The pace of industrial production growth slumped to a three-month low in January while the inflation that the consumer experiences accelerated in February, raising worries among economists on the strength of India's economic recovery.
The immediate impact of the downbeat data could be on interest rate, as economists say the central bank may now pause on its rate easing cycle.
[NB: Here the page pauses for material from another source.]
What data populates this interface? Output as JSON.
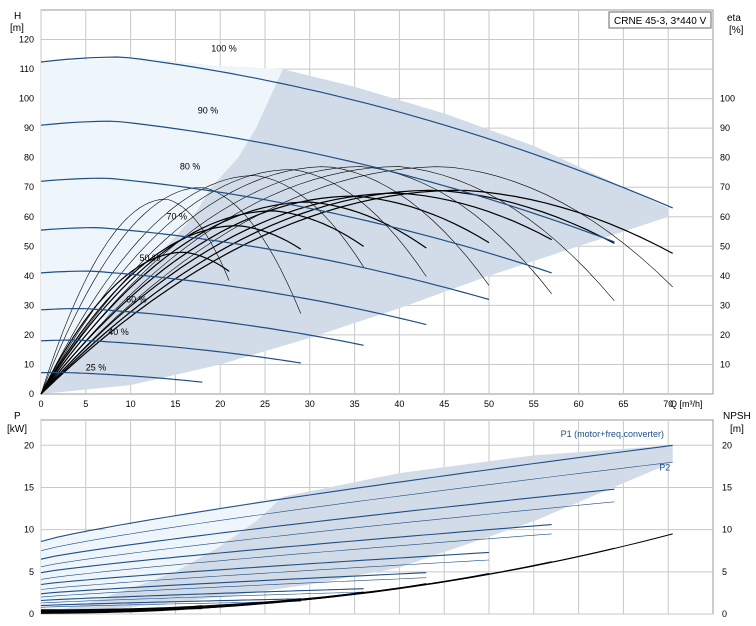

The Reserve Bank of India has cut the key policy rate twice since the beginning of 2015, and there were indications for further easing through the year.
The index of industrial production (IIP) rose 2.6% in January against an upwardly revised 3.2% in the previous month.
Separately released consumer price index (CPI), the primary price gauge followed by the central bank, showed a 5.37% increase in February, compared with 5.19% in January, mainly due to higher food prices.
The data points are a double whammy of sorts for an economy that, thanks to revised national accounts numbers, is possibly growing at the fastest rate among all major economies.
The manufacturing sector that has a 75% weight in IIP grew by just 3.3%. Production of consumer durables fell 5.3% in January from a year earlier, indicating still fragile sentiment. Consumer non-durables, or FMCG goods, fell 0.1%.
As many as seven out of the 22 manufacturing sub-sectors shrank. Mobile phones were the top contributor to the contraction, with output falling by 58% during the month, essentially due to the shutdown of Nokia's Chennai plant.
Mining output fell 2.8%, while electricity generation rose a modest 2.7%.
The first 10 months of the current fiscal year saw industrial growth of 2.5%, against 0.1% in the corresponding period of 2013-14.
The only silver lining in the data was a 12.8% rise in the production of capital goods, marking a third successive month of growth and indicating some pick up in investment activity.
The slower growth in industrial production is not consistent with the projected 7.5% rise in gross domestic in the current fiscal year based on the revised methodology put out by the statistics office.
Manufacturing is pegged to grow 6.8% in fiscal 2015, according to the GDP estimate.However, the IIP and GDP numbers are not strictly comparable as the former measures quantity of production while the latter captures value added.
Meanwhile, the third successive month of higher inflation will make it difficult for the RBI to follow up with more monetary easing, after cutting the policy twice, by a quarter percentage point each, to stimulate the economy.
CPI index underwent a base year revision from 2010 to 2012 last month. The new index showed vegetable price inflation shot up to 13% in February versus 9% in January.
Meanwhile, industry sought more rate cuts despite the uptick in inflation.